The latest buzzwords in business news is diversification and adaptation as small businesses became very creative in keeping their doors open during crisis times. Diversification can contribute to business growth through expanding or varying the range of products or services that is on offer. This could include adding value-added products and services or even introducing a different line of products and services.
Adaptation is another factor that is important to long-term success of a business. In today’s economic environment it means altering business operations and modifying existing products and services to meet the needs of customers in this rapidly changing world. Remote workers, telehealth calls, curbside pickup and delivery and online stores are all examples of how business adapted.
When selecting a business structure it is important to consider how diversification and adaptation will come into play in these structures.
Sole proprietorship
This is the most common business structure as it is easy to form. Although the owner has complete managerial control, he or she is personally liable for all financial obligations of the business. These businesses can be formed at low cost and is a highly flexible business structure.
Partnership
Two or more people agree to share in the losses or profits of the business. Each partner is personally liable for the financial obligations of the business. Profits and losses are “passed through” to partners to report on in their individual income tax returns.
Corporation
The corporation is a separate entity from those who founded it. The corporation can be taxed and held legally liable for its actions. The biggest benefit of this business structure is the avoidance of personal liability, but requires extensive record keeping. Double taxation can be a drawback, but two variants of the corporation (S corporation and C corporation) can help to avoid this by allowing income or losses to be passed through on individual tax returns.
Limited Liability Company (LLC)
The LLC allows owners to benefit from both the corporation and partnership forms of business. Profits and losses can be passed through to owners without taxation of the business, while owners are protected from personal liability. This protection is not absolute, as in certain instances the corporate veil can be pierced. The LLC does require a registered agent. The registered agent is a person or entity who is appointed to accept service of process and official mail on behalf of the LLC.
Factors to Consider
Apart from choosing the type of business structure, there are other considerations the entrepreneur and future business owner need to make. Some business forms can shield owners from legal liability and the potential business owner needs to decide to what extent they need to be insulated from legal liability.
Each business structure has different rules regarding tax implications, and opportunities to minimize taxation should be considered. Business structures like the LLC and corporation may offer more opportunities to minimize taxation than a sole proprietorship, but may have a higher cost of formation and require more administration.
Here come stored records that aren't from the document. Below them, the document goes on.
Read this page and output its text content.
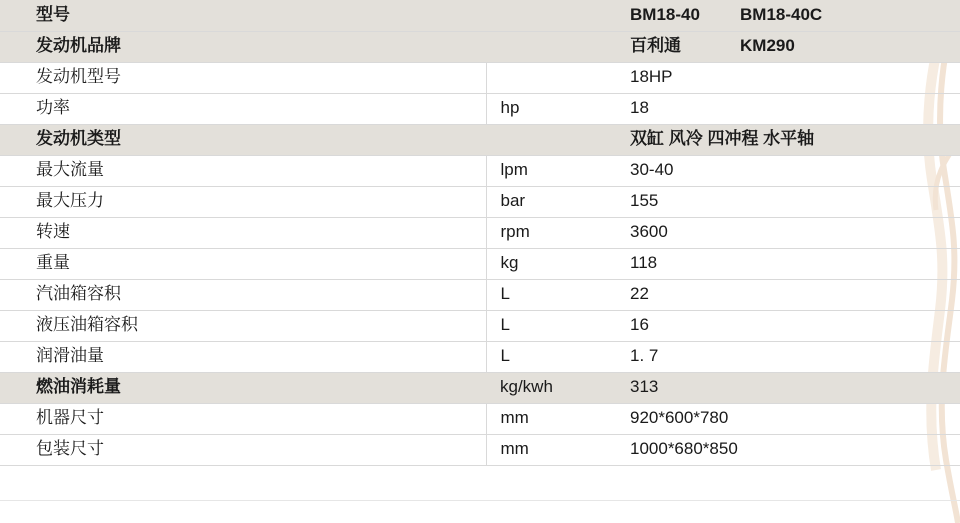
型号		BM18-40	BM18-40C
发动机品牌		百利通	KM290
发动机型号		18HP	
功率	hp	18	
发动机类型		双缸 风冷 四冲程 水平轴	
最大流量	lpm	30-40	
最大压力	bar	155	
转速	rpm	3600	
重量	kg	118	
汽油箱容积	L	22	
液压油箱容积	L	16	
润滑油量	L	1. 7	
燃油消耗量	kg/kwh	313	
机器尺寸	mm	920*600*780	
包装尺寸	mm	1000*680*850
When it comes to considerations of flexibility, diversification and adaptability some business structures are less rigid than others. The sole proprietorship can adapt as quickly to change as the owner is willing to, whereas the LLC, corporation and partnership would require a consensus among owners and founders before change can be implemented.
Another consideration, and perhaps the most important one, is work-life balance. Some business structures and startup ideas require more time commitment from entrepreneurs than others. Consider for a moment the time investment that goes into a corporation versus a freelance writing startup. The corporation will command more time in this scenario, therefore one needs to be realistic about the time investment each business structure requires.
Deciding what happens to the business when you are no longer around to run it should be carefully thought about. The sole proprietorship and partnership may dissolve upon death of the owners, whereas a corporation can be distributed to family members if applicable. The business structure the entrepreneur starts out with may not suffice in the years to come as the needs of customers, clients and business owners change. Many sole proprietorships evolve over time into partnerships or corporations to meet the changing needs of their customer base.